OBJECTIVES: The role of prescribed opioids and benzodiazepines as risk factors for opioid overdose (OOD) are well established, however, their role as potential ‘triggers’ of OOD has not been formally investigated. The objective of this study was to utilize a case-crossover design to evaluate the temporal relationship between controlled substance acquisition and OOD.
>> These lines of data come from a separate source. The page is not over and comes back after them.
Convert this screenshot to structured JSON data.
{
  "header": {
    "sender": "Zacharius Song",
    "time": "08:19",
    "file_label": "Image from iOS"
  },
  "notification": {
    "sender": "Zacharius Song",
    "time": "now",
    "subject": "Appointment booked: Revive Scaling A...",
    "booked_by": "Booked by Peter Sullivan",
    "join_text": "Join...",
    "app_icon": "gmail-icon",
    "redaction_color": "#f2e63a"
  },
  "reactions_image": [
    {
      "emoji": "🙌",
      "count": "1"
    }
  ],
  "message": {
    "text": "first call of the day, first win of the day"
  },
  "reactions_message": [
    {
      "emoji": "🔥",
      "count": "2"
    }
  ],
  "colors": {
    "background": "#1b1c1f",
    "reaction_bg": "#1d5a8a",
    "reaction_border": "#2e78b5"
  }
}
METHODS: This study utilized the Arkansas Prescription Drug Monitoring Program (PDMP) data from 2014 through 2020 to assess controlled substance acquisition and fatal and non-fatal OOD using linked death certificate, inpatient discharge and emergency department data. All persons residing in Arkansas who experienced an OOD or had ≥ 1 AR PDMP prescription fills were included. Controlled substance (CS) characteristics were described in the 7 days prior to overdose and compared to the CS characteristics in 11 weekly (7 day) control windows prior to overdose. Binary CS variables indicating presence or absence of: any CS, opioid, benzodiazepine, opioid and benzodiazepine, stimulant, sedative, carisoprodol, and pregabalin were created. Additionally, cumulative morphine milliequivalents were calculated for each time window. Conditional logistic regression models were estimated and adjusted odds ratios for each CS characteristic after accounting for other CS and prior overdose events are reported. For sensitivity analysis, time windows were adjusted to 3-day intervals.
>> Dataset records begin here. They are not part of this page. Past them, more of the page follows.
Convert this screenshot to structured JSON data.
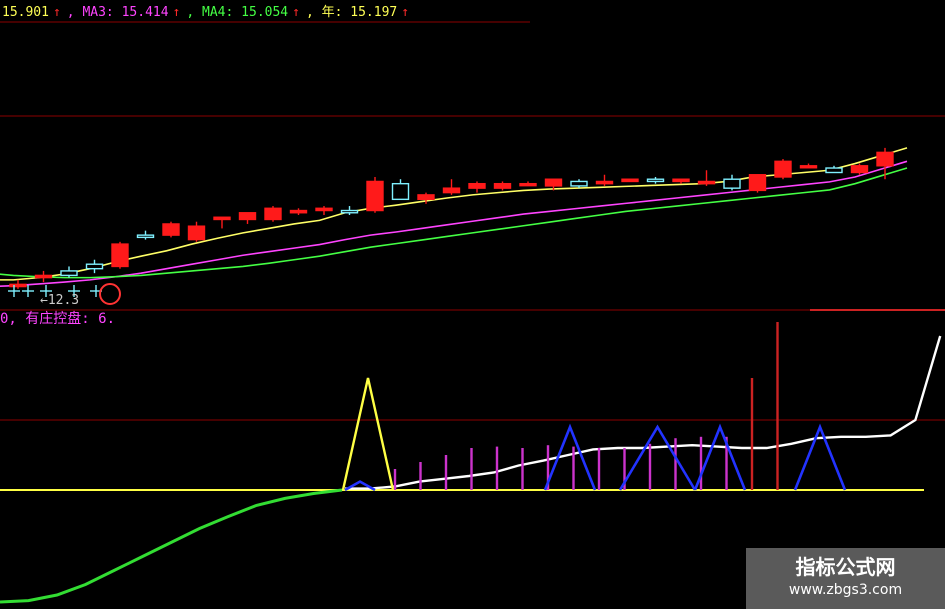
{
  "header": {
    "items": [
      {
        "text": "15.901",
        "color": "#ffff55"
      },
      {
        "text": ", MA3: 15.414",
        "color": "#ff44ff"
      },
      {
        "text": ", MA4: 15.054",
        "color": "#44ff44"
      },
      {
        "text": ", 年: 15.197",
        "color": "#ffff55"
      }
    ],
    "arrow": "↑"
  },
  "subheader": {
    "text": "0, 有庄控盘: 6.",
    "color": "#ff44ff"
  },
  "price_annotation": "←12.3",
  "watermark": {
    "line1": "指标公式网",
    "line2": "www.zbgs3.com"
  },
  "colors": {
    "up": "#ff1a1a",
    "down": "#7ff0ff",
    "grid": "#8b0000"
  },
  "chart_data": [
    {
      "type": "candlestick",
      "candles": [
        {
          "o": 12.9,
          "h": 13.05,
          "l": 12.85,
          "c": 12.95
        },
        {
          "o": 13.1,
          "h": 13.25,
          "l": 13.0,
          "c": 13.15
        },
        {
          "o": 13.25,
          "h": 13.35,
          "l": 13.1,
          "c": 13.15
        },
        {
          "o": 13.4,
          "h": 13.5,
          "l": 13.2,
          "c": 13.3
        },
        {
          "o": 13.35,
          "h": 13.9,
          "l": 13.3,
          "c": 13.85
        },
        {
          "o": 14.05,
          "h": 14.15,
          "l": 13.95,
          "c": 14.0
        },
        {
          "o": 14.05,
          "h": 14.35,
          "l": 14.0,
          "c": 14.3
        },
        {
          "o": 13.95,
          "h": 14.35,
          "l": 13.9,
          "c": 14.25
        },
        {
          "o": 14.4,
          "h": 14.45,
          "l": 14.2,
          "c": 14.45
        },
        {
          "o": 14.4,
          "h": 14.5,
          "l": 14.3,
          "c": 14.55
        },
        {
          "o": 14.4,
          "h": 14.7,
          "l": 14.35,
          "c": 14.65
        },
        {
          "o": 14.55,
          "h": 14.65,
          "l": 14.5,
          "c": 14.6
        },
        {
          "o": 14.6,
          "h": 14.7,
          "l": 14.5,
          "c": 14.65
        },
        {
          "o": 14.6,
          "h": 14.7,
          "l": 14.5,
          "c": 14.55
        },
        {
          "o": 14.6,
          "h": 15.35,
          "l": 14.55,
          "c": 15.25
        },
        {
          "o": 15.2,
          "h": 15.3,
          "l": 14.85,
          "c": 14.85
        },
        {
          "o": 14.85,
          "h": 15.0,
          "l": 14.75,
          "c": 14.95
        },
        {
          "o": 15.0,
          "h": 15.3,
          "l": 14.95,
          "c": 15.1
        },
        {
          "o": 15.1,
          "h": 15.25,
          "l": 15.0,
          "c": 15.2
        },
        {
          "o": 15.1,
          "h": 15.25,
          "l": 15.05,
          "c": 15.2
        },
        {
          "o": 15.2,
          "h": 15.25,
          "l": 15.15,
          "c": 15.2
        },
        {
          "o": 15.15,
          "h": 15.3,
          "l": 15.05,
          "c": 15.3
        },
        {
          "o": 15.25,
          "h": 15.3,
          "l": 15.1,
          "c": 15.15
        },
        {
          "o": 15.2,
          "h": 15.4,
          "l": 15.15,
          "c": 15.25
        },
        {
          "o": 15.25,
          "h": 15.3,
          "l": 15.25,
          "c": 15.3
        },
        {
          "o": 15.3,
          "h": 15.35,
          "l": 15.2,
          "c": 15.25
        },
        {
          "o": 15.25,
          "h": 15.3,
          "l": 15.2,
          "c": 15.3
        },
        {
          "o": 15.2,
          "h": 15.5,
          "l": 15.15,
          "c": 15.25
        },
        {
          "o": 15.3,
          "h": 15.4,
          "l": 15.05,
          "c": 15.1
        },
        {
          "o": 15.05,
          "h": 15.4,
          "l": 15.0,
          "c": 15.4
        },
        {
          "o": 15.35,
          "h": 15.75,
          "l": 15.3,
          "c": 15.7
        },
        {
          "o": 15.6,
          "h": 15.65,
          "l": 15.55,
          "c": 15.6
        },
        {
          "o": 15.55,
          "h": 15.6,
          "l": 15.45,
          "c": 15.45
        },
        {
          "o": 15.45,
          "h": 15.65,
          "l": 15.4,
          "c": 15.6
        },
        {
          "o": 15.6,
          "h": 16.0,
          "l": 15.3,
          "c": 15.9
        }
      ],
      "ma_lines": [
        {
          "color": "#ffff66",
          "values": [
            13.05,
            13.05,
            13.1,
            13.18,
            13.3,
            13.45,
            13.58,
            13.7,
            13.85,
            13.98,
            14.1,
            14.2,
            14.3,
            14.38,
            14.55,
            14.65,
            14.72,
            14.8,
            14.88,
            14.95,
            15.0,
            15.05,
            15.08,
            15.1,
            15.12,
            15.14,
            15.16,
            15.18,
            15.2,
            15.25,
            15.35,
            15.4,
            15.45,
            15.5,
            15.65
          ]
        },
        {
          "color": "#ff44ff",
          "values": [
            12.9,
            12.92,
            12.96,
            13.0,
            13.05,
            13.12,
            13.2,
            13.3,
            13.4,
            13.5,
            13.6,
            13.68,
            13.76,
            13.84,
            13.95,
            14.05,
            14.12,
            14.2,
            14.28,
            14.36,
            14.44,
            14.52,
            14.58,
            14.64,
            14.7,
            14.76,
            14.82,
            14.88,
            14.94,
            15.0,
            15.06,
            15.12,
            15.18,
            15.24,
            15.35
          ]
        },
        {
          "color": "#44ff44",
          "values": [
            13.2,
            13.15,
            13.12,
            13.1,
            13.1,
            13.12,
            13.15,
            13.2,
            13.25,
            13.3,
            13.35,
            13.42,
            13.5,
            13.58,
            13.68,
            13.78,
            13.86,
            13.94,
            14.02,
            14.1,
            14.18,
            14.26,
            14.34,
            14.42,
            14.5,
            14.58,
            14.64,
            14.7,
            14.76,
            14.82,
            14.88,
            14.94,
            15.0,
            15.06,
            15.2
          ]
        }
      ]
    },
    {
      "type": "indicator",
      "white_line": [
        0.02,
        0.02,
        0.05,
        0.12,
        0.16,
        0.2,
        0.25,
        0.35,
        0.42,
        0.5,
        0.58,
        0.6,
        0.6,
        0.62,
        0.64,
        0.62,
        0.6,
        0.6,
        0.66,
        0.74,
        0.76,
        0.76,
        0.78,
        1.0,
        2.2
      ],
      "green_curve": [
        -1.6,
        -1.58,
        -1.5,
        -1.35,
        -1.15,
        -0.95,
        -0.75,
        -0.55,
        -0.38,
        -0.22,
        -0.12,
        -0.05,
        0.0
      ],
      "spike": {
        "peak": 1.6
      },
      "vbar_values": [
        0.3,
        0.4,
        0.5,
        0.6,
        0.62,
        0.6,
        0.64,
        0.62,
        0.6,
        0.6,
        0.66,
        0.74,
        0.76,
        0.76,
        1.6,
        2.4
      ]
    }
  ]
}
RESULTS: A total of 2,818,135 individuals (45.10% male; 39.94 mean age) were included, of which 28,670 (1.02%) experienced ≥1 OOD(s). There was a significant association between OOD and the acquisition of a CS (OR=1.856; p<0.001), opioid (OR=1.982; p<0.001), benzodiazepine (OR=1.358; p<0.001), opioid and benzodiazepine (OR=2.302; p<0.001), stimulant (OR=0.723; p=0.029), and carisoprodol (OR=1.490; p<0.001) in the 7 days prior to an OOD event. A similar relationship was found in the sensitivity analysis.

CONCLUSIONS: The recent acquisition of a CS prescription, specifically opioids, benzodiazepines, and carisoprodol, was associated with increased risk of OOD.